In a prior decision, the court addressed the trigger of the duty to preserve: “The duty to preserve evidence is triggered when a defendant reasonably anticipates litigation involving the evidence.… The Special Master found that Stryker, a large and sophisticated company with experienced lawyers on staff, should have been alerted to the need to preserve evidence at least by preservation demands in letters from ORP’s litigation counsel to Stryker’s employment counsel dated December 12, 2019 and a letter from ORP’s counsel to Stryker’s in-house counsel dated January 16, 2020.”  ORP Surgical, LLP v. Howmedica Osteonics Corp, 2021 WL 5280192, at *2 (D. Colo. Nov. 12, 2021).

It then added: “If appropriate steps had been taken within a few days after January 16, 2020, the auto delete function would have been turned off and text messages on or after December 20, 2019 would have been preserved.
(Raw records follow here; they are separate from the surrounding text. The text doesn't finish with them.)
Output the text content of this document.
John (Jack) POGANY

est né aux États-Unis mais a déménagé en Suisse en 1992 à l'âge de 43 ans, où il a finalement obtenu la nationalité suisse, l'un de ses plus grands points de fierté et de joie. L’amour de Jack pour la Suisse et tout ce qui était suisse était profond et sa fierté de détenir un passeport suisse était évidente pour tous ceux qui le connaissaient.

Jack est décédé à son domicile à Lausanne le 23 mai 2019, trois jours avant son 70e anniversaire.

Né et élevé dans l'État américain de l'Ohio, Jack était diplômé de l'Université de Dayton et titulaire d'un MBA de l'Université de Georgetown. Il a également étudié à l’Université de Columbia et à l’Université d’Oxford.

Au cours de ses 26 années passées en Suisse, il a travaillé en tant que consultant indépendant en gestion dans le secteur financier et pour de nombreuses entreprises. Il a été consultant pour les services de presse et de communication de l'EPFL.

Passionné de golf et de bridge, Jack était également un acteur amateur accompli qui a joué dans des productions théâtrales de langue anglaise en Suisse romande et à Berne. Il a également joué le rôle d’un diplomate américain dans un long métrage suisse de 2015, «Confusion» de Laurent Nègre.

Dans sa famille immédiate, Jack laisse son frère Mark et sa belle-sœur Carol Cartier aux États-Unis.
Stryker had an obligation to preserve Jacobs’ and Bonessi’s text messages made in their capacity as employees and representatives of Stryker.”

Unfortunately: “[t]he Special Master further found that there was no evidence before him that any of the deleted text messages could be recovered, although to the extent they could be recovered in time for ORP’s use at trial, that would reduce any sanction.”

After the Special Master recommended sanctions: “Stryker then indicated that the text messages had been recovered from the Sales Representatives’ phones and “all texts between the Sales Reps and Mr. Jacobs and/or Bonessi during the alleged spoliation period are being produced today.” Id. (emphasis in original).”  In the words of Ms. Weiss’s ABA article:

After the special master recommended spoliation sanctions “the missing text messages turned up,” [Judge] Jackson said. [emphasis added].

The court wrote:

Stryker is indeed a large and sophisticated company. It has sophisticated counsel, both in-house and outside. Stryker’s counsel absolutely should have made it their business after receiving ORP’s preservation demands in December 2019 and January 2020 to assure that text messages of its employees who were communicating with the 14 sales representatives would be preserved. Their failure to do so was either intentional or grossly negligent, and I am not inclined to find that sophisticated in-house litigation counsel and any outside counsel from whom Stryker was seeking advice as to the ORP matter at the time would make such mistakes. Had the messages not been recovered, and had this been a jury trial, I would have given the adverse inference instruction. That itself may be considered to be a sanction of sorts.

Id.[4]  For a discussion of “zealous advocacy,” see M. Berman and The Hon. Paul W. Grimm, “The Duty to Cooperate in Discovery,” in M. Berman, et al., eds. “Electronically Stored Information in Maryland Courts” (Md. State Bar Ass’n. 2020), Chap. 14.

______

[1] Debra Cassens Weiss, ABA Journal (May 17, 2022).

[2] See generally Rule 11 Sanctions for Impugning Character of Opposing Counsel.

[3] As to deposition misconduct, the court “reviewed a video of a portion of the Shackelford deposition, and I agree that defense counsel’s conduct was rude, unprofessional, and inappropriate.”  ORP Surgical, 2022 WL 1468115, at *14.  Additionally, a Rule 30(b)(6) designee was not properly prepared.

[4] The court also addressed overuse of AEO and confidentiality designations: “The Court adds that counsel’s labeling of every text message as ‘attorney’s eyes only’ or ‘confidential’ when most of them are likely innocuous and undeserving of such labels was inappropriate and has wasted both parties’ money and the time of the Special Master and the Court.”  ORP Surgical, LLP, 2021 WL 5280192, at *2.